Di bulan ramadhan ini budaya literasi telah terbudaya dari dari dulu sampai sekarang. Hanya saja kebiasaan itu, kalau tidak boleh disebut masih sederhana, masih belum maksimal. Kita memang boleh bangga mendengar di setiap masjid/musala setiap habis tarawih terdengar lantunan al Quran saling bersaut-sautan. Gairah masyarakat berkegiatan tilawatul quran dengan dukungan masyarakat berupa kiriman asupan takjil plus kopi panas ke masjid dan musala jelas membuat kegiatan tadarus terlihat sangat masif. Setiap masjid/ musala dalam satu bulan konon bisa mengahatamkan 6 sampai 7 kali atau bahkan lebih. Bahkan, khatam berapa kali sering masih menjadi gunjingan saat saling silaturahmi lebaran antar warga di kampng. Akan tetapi, apakah kegiatan itu sudah mempuyai nilai tambah secara ilmu dan sosial kepada masyarakat yang bersangkutan? Harus jujur kita akui belum. Gairah kita bertadarus itu, terlepas adanya reward dari sisi keagamaan, perlombaan adu cepat dan yang penting adu banyak khatam itu selama ramadhan itu, tampaknya belum memenuhi harapan tuntutan berliterasi di atas. Juga terlepas mungkin berguna dari aspek syiar, target tashih bacaan Al Quran yang dicapai dari tradisi tadarus juga tidak bisa dicapai. Kegitan yang sudah melembaga itu sering tidak menyisakan nilai tambah selain polusi suara, akibat ukuran desibel suara yang tidak terkontrol dengan baik. Di kawasan tertentu yang penduduknya sangat hiterogen—akibat kebisingan toa masjid dan musala itu—oleh kelompok masyarakat tertentu sering dirasakan sebagai malam-malam panjang selama sebulan penuh.

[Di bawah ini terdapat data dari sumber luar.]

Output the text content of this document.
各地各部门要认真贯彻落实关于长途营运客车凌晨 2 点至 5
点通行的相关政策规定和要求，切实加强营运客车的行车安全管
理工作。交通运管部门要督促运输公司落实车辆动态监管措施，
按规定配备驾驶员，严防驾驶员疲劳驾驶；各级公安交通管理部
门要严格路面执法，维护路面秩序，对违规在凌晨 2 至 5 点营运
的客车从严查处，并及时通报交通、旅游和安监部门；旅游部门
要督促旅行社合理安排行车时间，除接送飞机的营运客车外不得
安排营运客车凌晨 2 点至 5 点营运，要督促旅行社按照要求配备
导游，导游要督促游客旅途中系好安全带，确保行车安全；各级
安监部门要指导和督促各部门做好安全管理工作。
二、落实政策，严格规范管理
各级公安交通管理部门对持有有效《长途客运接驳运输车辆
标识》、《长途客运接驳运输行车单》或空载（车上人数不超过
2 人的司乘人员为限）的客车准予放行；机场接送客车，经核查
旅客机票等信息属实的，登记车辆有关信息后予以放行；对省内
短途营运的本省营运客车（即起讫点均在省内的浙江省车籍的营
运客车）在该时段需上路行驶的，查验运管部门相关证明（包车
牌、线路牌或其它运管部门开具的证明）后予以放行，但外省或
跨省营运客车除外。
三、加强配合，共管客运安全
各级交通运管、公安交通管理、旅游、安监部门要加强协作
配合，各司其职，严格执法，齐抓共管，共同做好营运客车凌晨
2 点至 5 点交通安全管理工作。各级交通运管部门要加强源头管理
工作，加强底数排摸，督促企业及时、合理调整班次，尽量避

Pada saat yang sama selama ramadhan ini tradisi kultum yang marak di masjid musala perkotaan memang relatif bagus. Kegiatan tarawih yang semula hanya ritus mendapat nilai tambah dengan pesan-pesan agama. Akan tetapi, penampilan pembicara yang kurang kompeten sering tidak jarang menimbulkan disharmoni keilmuan masyarakat. Sebagai contoh penulis punya pengalaman, yaitu ketika penceramah itu seorang dokter. Dengan bacaan Al Quran yang masih terbata-bata, dia mencoba berbicara mengenai hukum Islam yang tidak ia kuasai. Padahal, dia akan lebih pas dan mulia jika dalam ceramahnya menyampaikan seputar dunia kesehatan dan penyakit dengan berbagai pernik-perniknya. Kondisi demikiaan masih sering diperparah oleh penampilan penceramah yang mempunyai tradisi faham keagamaan berbeda dengan masyarakat setempat. Tidak jarang pengurus masjid ribut dengan masyarakat setempat disebabkan hal-hal demikian. Di sisi lain efek negatif dari kegiatan kultum ini selain juga akan melahirkan pengetahuan instan dengan basis keilmuan yang tidak jelas juga sering melahirkan tokoh yang hanya pandai berbicara. Dalam tataran demikian kita ingat sinyalemen rasulullah SAW., bahwa di akhir zaman memang akan lebih banyak lahir para penceramah ketimbang para fukaha.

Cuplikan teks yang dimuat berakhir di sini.